The world's nations agreed to deep decarbonization in the Paris climate agreement and getting developing nations such as Nigeria to "leapfrog" over fossil fuels is seen as crucial to that goal. The idea runs counter to the theme some large fossil fuel corporations promote: that the world's poor need cheap and plentiful fossil fuels in the mix of lower-cost, low-carbon solutions.
Amara Nwankpa, director of the Public Policy Initiative at Shehu Musa Yar'Adua Foundation, a Nigerian nonprofit with a focus on governance and the environment, said he's not surprised Nigeria is a target market. Nigerians spend between $10 billion and $13 billion every year for kerosene and diesel fuels, he said. "Any part of that annual expenditure for fossil fuels that you can repurpose for renewables would be attractive for investors."
The way it works is simple. Lumos customers pay an initial fee their solar kit, which comes with a Chinese-manufactured, 80-watt solar panel and a yellow box that contains a battery device and eight sockets, as well as a satellite link. Lumos kits, which are light enough for an individual to carry home or on a motorcycle, come with instructions for mounting the panel on a rooftop.
Half a dozen other companies, operating mostly in sub-Saharan Africa and South Asia, have products that vary by size, method of payment or some other factor, but the basic pay-as-you-go formula is the same. U.K.-based Azuri Technologies and Germany-based Mobisol, for instance, offer comparable service to consumers in countries including Kenya and Rwanda.
"Reducing cost first for consumers is so important," said Kristina Skierka, campaign director of Power for All, a San Francisco-based group that advocates for decentralized renewable energy. But so is getting power for free after several years. "All the companies in this sector are using the money these consumers are already spending on fuel and throwing it down the drain."
The allure for Lumos' investors is its relationship with mobile provider MTN, which has 39 percent of the mobile market in the country.

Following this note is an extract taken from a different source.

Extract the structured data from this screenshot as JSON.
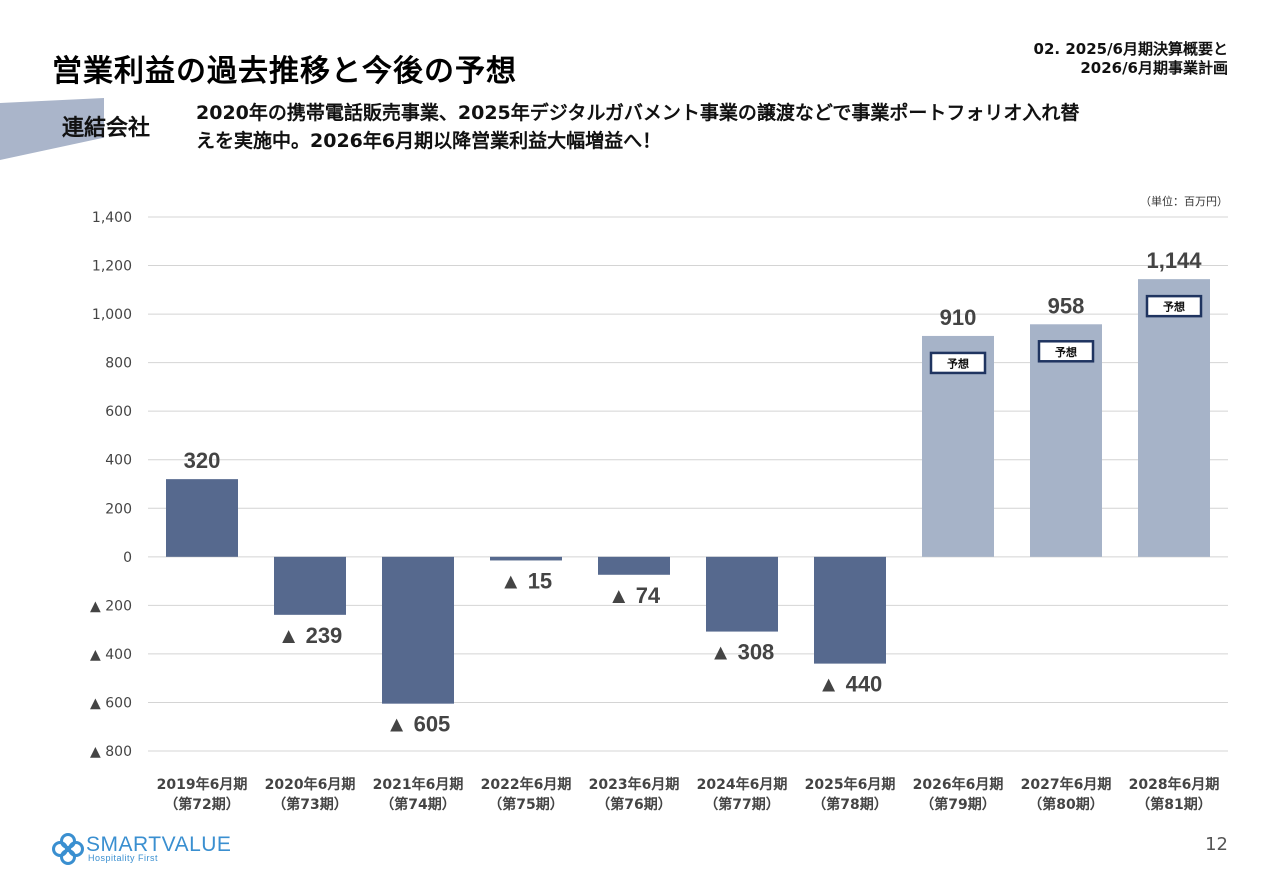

MTN advertises the Lumos kits, sells them in its stores and provides customer service through its call center.
"We avoided the headache of building a marketing and distribution system across Africa," said Ron Margalit, a principal at Lumos. "MTN already knows how to reach the masses."
Lumos has sold 30,000 kits in rural Nigeria, and said it aims to sell as many as 10 million over the next five years, at a cost of $2 billion. (The Nigerian government, for comparison, has set a goal to electrify 10 million rural households, mostly by connecting them to the national grid at a cost of more than four times that.) In 2015, Nigeria got 82 percent of its electricity from fossil fuel sources, mostly natural gas.

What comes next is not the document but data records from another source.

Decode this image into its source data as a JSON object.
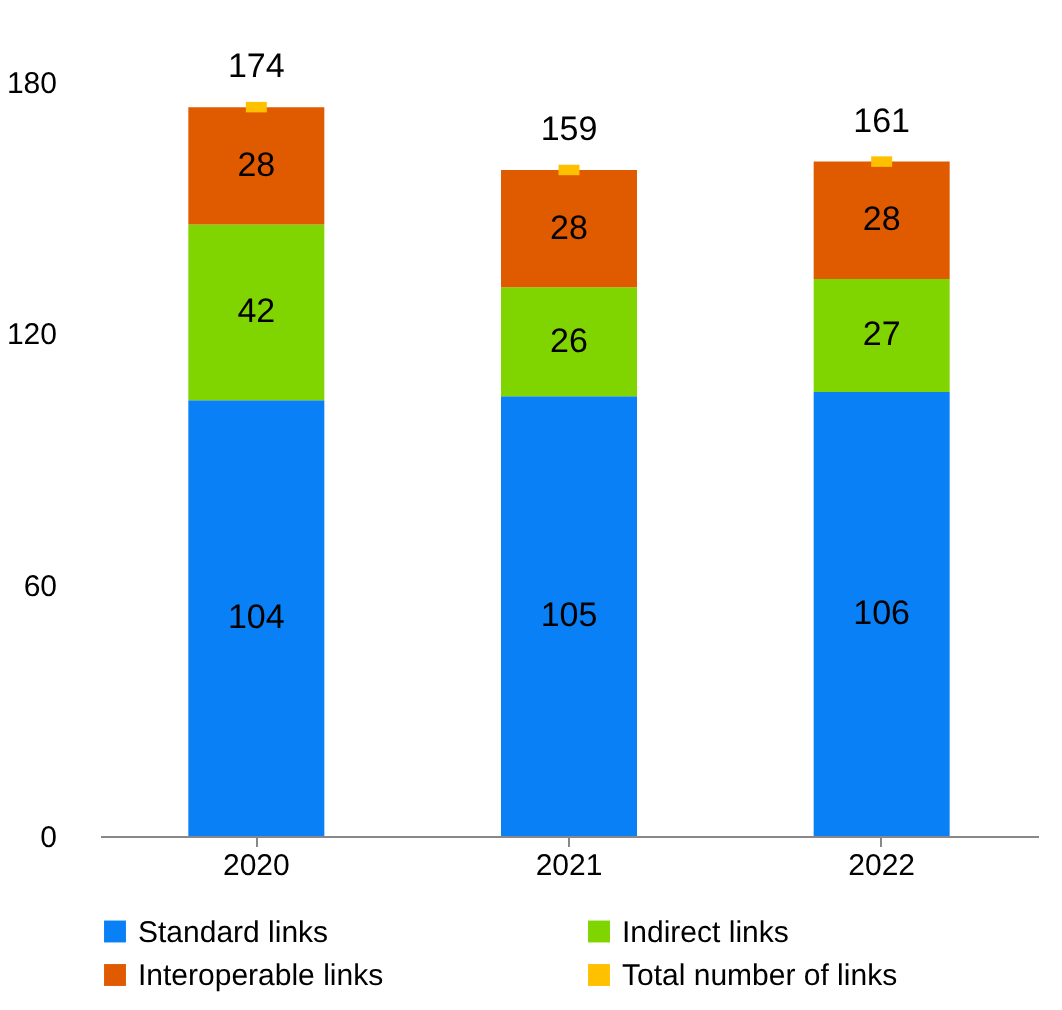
{
  "chart_data": {
    "type": "bar",
    "stacked": true,
    "categories": [
      "2020",
      "2021",
      "2022"
    ],
    "series": [
      {
        "name": "Standard links",
        "color": "#0a80f7",
        "values": [
          104,
          105,
          106
        ]
      },
      {
        "name": "Indirect links",
        "color": "#80d400",
        "values": [
          42,
          26,
          27
        ]
      },
      {
        "name": "Interoperable links",
        "color": "#e05a00",
        "values": [
          28,
          28,
          28
        ]
      },
      {
        "name": "Total number of links",
        "type": "scatter",
        "color": "#ffc000",
        "values": [
          174,
          159,
          161
        ]
      }
    ],
    "ylim": [
      0,
      180
    ],
    "yticks": [
      0,
      60,
      120,
      180
    ],
    "grid": false,
    "legend": "bottom",
    "data_labels": true
  }
}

In addition to the $50 million raised by the Overseas Private Investment Corporation, a federal agency whose clean energy portfolio could be in jeopardy as President Donald Trump seeks to roll back climate policies and slash the federal budget, $40 million was raised by a consortium of private companies, including Pembani Remgro Infrastructure Fund, VLTCM and Israel Cleantech Ventures.
Until a year ago, startups such as Lumos were attracting mostly the attention of philanthropists and impact investors focused more on development goals than profits.